TF1 et M6 sont aujourd’hui concurrents. En travaillant main dans la main, ils pourront “coordonner leurs programmes et devenir complémentaires, grouper leurs achats de contenus pour peser plus lourds dans leurs négociations avec leurs fournisseurs, y compris avec les studios américains, et surtout, mieux exploiter leur système publicitaire”, détaille le professeur d’économie.

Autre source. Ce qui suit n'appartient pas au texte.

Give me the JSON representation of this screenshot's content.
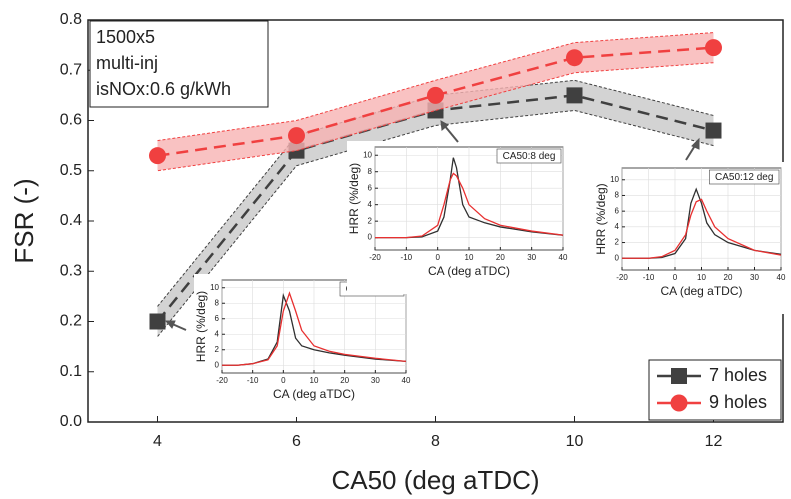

Car depuis plusieurs années, les revenus issus de la publicité ont été massivement aspirés par ceux qui proposent de la publicité en ligne, à savoir les GAFAM. En 2020, la publicité numérique a conquis, pour la première fois, plus de la moitié du marché publicitaire français (55,2 %) du marché. Les revenus tirés de cette publicité en ligne sont accaparés par Facebook et Google, qui représentent à eux deux 80 % des dépenses de publicité en ligne.
Conséquence pour les chaînes de télévision : les annonceurs investissent de plus en plus dans la publicité numérique, au détriment de la publicité diffusée à la télévision. “Nos concurrents directs, ce sont Google et Facebook”, estiment d’ailleurs TF1 et M6 qui militent pour que l’appréciation de l’autorité de la concurrence, qui évalue leur fusion, englobe le marché de la publicité numérique.
Une union incertaine qui doit être approuvée par l’autorité de la concurrence
L’autorité de la concurrence veille à ce que les mariages entre sociétés ne créent pas de superpuissances qui dominent trop un marché, et qui seraient en situation de monopole - dans le cas de ces groupes audiovisuels, un acteur tout puissant pourrait mettre à mal le pluralisme et l’indépendance des médias vis-à-vis du pouvoir politique et d’acteurs privés.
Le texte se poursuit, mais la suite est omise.